Stopp, nein, das bleibt ein Fehler – trotzdem kann Transformed auf einer bis dato nicht dagewesener Ebene den SEGA-Fan in jedem von uns innerlich frohlocken lassen. Und das ist nach Sonic Generations ein gewaltiges Lob.

Fazit von Ramona Frank
8
Sonic & All-Stars Racing Transformed ist nicht besser oder schlechter als sein Vorgänger, sondern anders. In einer Zeit der Schema F Fortsetzungen, aus deren Grenzen sich nicht einmal Mario Kart winden kann, ist dies ein gewaltiges Lob. Wer mehr vom Gleichen wollte, könnte unter Umständen mit Transformed enttäuscht werden; reine "Renn"strecken sind passé, einige Fanlieblinge aus dem Teilnehmerfeld verschwunden und der Karriereaufbau hat sich grundlegend verändert.
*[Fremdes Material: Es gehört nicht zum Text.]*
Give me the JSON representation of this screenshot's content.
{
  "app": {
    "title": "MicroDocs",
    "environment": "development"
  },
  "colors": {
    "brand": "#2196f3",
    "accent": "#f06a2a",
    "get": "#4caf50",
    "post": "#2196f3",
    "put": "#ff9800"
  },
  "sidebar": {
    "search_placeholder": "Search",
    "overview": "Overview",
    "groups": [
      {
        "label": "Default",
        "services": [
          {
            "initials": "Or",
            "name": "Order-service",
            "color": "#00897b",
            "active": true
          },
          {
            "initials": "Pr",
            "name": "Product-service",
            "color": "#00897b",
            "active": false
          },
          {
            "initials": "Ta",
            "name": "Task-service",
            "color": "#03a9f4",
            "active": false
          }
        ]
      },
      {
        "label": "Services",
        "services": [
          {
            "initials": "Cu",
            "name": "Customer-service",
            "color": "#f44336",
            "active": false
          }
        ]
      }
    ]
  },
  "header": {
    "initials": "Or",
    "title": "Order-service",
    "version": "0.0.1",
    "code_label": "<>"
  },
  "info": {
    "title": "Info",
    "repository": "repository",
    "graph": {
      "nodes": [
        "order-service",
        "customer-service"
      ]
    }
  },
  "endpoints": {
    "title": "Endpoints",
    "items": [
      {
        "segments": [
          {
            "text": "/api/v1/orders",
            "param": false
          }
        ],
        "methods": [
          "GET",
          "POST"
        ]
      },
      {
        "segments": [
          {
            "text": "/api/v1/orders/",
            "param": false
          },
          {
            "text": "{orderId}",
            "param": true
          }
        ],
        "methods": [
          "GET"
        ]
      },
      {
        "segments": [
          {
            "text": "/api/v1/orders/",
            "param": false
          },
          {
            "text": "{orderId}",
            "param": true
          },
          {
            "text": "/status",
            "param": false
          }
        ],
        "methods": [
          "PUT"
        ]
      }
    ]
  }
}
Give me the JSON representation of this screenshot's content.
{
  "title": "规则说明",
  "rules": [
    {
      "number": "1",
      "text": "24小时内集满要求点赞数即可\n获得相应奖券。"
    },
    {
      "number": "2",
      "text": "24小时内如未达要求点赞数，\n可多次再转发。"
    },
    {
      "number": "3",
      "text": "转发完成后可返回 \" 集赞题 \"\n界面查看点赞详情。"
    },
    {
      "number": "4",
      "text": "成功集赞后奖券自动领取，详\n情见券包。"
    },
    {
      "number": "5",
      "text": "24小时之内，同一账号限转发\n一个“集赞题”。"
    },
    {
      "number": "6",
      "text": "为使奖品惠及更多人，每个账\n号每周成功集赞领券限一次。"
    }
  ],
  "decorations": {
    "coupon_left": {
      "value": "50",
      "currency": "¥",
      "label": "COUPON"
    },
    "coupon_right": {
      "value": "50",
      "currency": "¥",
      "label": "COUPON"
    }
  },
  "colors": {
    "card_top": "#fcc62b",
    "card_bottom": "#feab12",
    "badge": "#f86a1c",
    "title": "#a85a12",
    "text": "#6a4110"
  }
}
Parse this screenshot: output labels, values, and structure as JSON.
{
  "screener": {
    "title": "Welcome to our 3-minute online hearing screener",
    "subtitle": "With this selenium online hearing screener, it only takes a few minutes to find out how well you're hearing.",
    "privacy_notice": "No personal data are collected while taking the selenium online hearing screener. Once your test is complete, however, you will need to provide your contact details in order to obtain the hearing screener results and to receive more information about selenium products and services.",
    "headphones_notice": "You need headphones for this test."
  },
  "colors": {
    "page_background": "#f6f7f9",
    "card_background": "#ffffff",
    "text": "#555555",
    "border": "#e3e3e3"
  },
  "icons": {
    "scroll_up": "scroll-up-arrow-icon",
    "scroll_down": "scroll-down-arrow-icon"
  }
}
Dennoch kann das Spiel begeistern, auf seine eigene Art. Die Kurse, die sich mit jeder Runde verändern, erwecken Erinnerungen an Split/Second und sind auf ähnliche Art und Weise beeindruckend. Die vielen Referenzen und Musikstücke aus vergangenen SEGA-Tagen eine Wonne. Und AGES der wohl beste "Charakter" eines Fun-Racers seit Menschengedenken. Kritik verdient das Spiel lediglich für den derzeit noch sehr unausgereiften Onlinemodus, der mit häufigen Verbindungsabbrüchen den Spaß im Keim erstickt. Und natürlich für die Preisempfehlung von 36€. Denn Transformed ist viel mehr wert.